This paper addresses the fundamental task of estimating covariance matrix functions for high-dimensional functional data/functional time series. We consider two functional factor structures encompassing either functional factors with scalar loadings or scalar factors with functional loadings, and postulate functional sparsity on the covariance of idiosyncratic errors after taking out the common unobserved factors. To facilitate estimation, we rely on the spiked matrix model and its functional generalization, and derive some novel asymptotic identifiability results, based on which we develop DIGIT and FPOET estimators under two functional factor models, respectively. Both estimators involve performing associated eigenanalysis to estimate the covariance of common components, followed by adaptive functional thresholding applied to the residual covariance. We also develop functional information criteria for model selection with theoretical guarantees. The convergence rates of involved estimated quantities are respectively established for DIGIT and FPOET estimators.

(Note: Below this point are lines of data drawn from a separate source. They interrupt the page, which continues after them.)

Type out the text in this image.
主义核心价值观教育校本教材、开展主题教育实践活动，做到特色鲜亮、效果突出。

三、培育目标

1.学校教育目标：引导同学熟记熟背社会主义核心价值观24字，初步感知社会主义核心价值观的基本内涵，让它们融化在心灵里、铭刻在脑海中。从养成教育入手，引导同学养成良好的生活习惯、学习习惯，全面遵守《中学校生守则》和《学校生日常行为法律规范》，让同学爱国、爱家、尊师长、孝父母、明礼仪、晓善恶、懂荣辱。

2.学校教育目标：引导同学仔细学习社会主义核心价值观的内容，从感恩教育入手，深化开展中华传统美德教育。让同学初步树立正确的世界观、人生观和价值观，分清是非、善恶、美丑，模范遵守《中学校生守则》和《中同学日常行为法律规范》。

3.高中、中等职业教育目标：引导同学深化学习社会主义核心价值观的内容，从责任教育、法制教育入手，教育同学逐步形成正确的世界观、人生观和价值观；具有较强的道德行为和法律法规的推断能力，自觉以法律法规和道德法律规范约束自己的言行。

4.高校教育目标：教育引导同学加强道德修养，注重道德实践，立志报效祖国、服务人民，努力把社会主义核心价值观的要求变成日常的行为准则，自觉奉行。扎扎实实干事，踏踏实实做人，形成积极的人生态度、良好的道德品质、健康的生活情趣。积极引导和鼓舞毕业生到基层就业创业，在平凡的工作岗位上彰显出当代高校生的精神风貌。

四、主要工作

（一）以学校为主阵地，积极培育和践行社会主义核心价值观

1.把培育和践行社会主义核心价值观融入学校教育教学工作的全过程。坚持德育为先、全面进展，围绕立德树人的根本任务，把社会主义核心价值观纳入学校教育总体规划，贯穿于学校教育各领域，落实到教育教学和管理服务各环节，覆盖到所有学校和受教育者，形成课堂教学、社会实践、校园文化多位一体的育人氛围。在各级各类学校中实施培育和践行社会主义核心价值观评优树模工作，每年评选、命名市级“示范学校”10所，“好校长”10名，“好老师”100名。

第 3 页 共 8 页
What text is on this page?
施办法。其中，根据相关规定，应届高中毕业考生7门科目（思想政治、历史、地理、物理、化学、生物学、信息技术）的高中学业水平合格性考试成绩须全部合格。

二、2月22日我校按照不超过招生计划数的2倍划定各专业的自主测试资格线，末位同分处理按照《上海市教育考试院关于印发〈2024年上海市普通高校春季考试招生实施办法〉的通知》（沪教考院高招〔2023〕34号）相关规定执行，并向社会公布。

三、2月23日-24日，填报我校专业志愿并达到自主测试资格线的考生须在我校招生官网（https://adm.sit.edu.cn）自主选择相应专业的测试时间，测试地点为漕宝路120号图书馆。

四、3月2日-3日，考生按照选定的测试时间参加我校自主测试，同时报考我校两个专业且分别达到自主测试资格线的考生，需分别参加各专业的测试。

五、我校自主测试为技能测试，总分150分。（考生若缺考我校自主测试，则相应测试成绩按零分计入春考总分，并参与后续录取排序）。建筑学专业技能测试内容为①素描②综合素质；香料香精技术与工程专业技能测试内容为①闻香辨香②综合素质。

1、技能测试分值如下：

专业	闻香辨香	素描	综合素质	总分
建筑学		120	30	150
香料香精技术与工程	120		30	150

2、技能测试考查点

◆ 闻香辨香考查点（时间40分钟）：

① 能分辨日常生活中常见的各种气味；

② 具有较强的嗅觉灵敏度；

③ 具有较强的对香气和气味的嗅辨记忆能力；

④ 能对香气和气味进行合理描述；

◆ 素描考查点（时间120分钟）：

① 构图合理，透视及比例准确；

Numerical studies including extensive simulations and a real data application on functional portfolio allocation are conducted to examine the finite-sample performance of the proposed methodology.

翻译：本文针对高维函数数据/函数时间序列的协方差矩阵函数估计这一基本任务展开研究。我们考虑两种函数因子结构，分别包含具有标量载荷的函数因子和具有函数载荷的标量因子，并假设在剔除不可观测的公共因子后，特质误差的协方差具有函数稀疏性。为便于估计，我们基于尖峰矩阵模型及其函数推广，推导出若干新颖的渐近可识别性结果。在此基础上，我们分别在两种函数因子模型下提出了DIGIT和FPOET估计量。两种估计量均涉及通过特征分析估计公共成分的协方差，随后对残差协方差应用自适应函数阈值处理。我们还开发了具有理论保证的模型选择函数信息准则。针对DIGIT和FPOET估计量，我们分别建立了相关估计量的收敛速率。通过包含大量模拟实验和函数投资组合配置实际数据应用的数值研究，检验了所提方法的有限样本性能。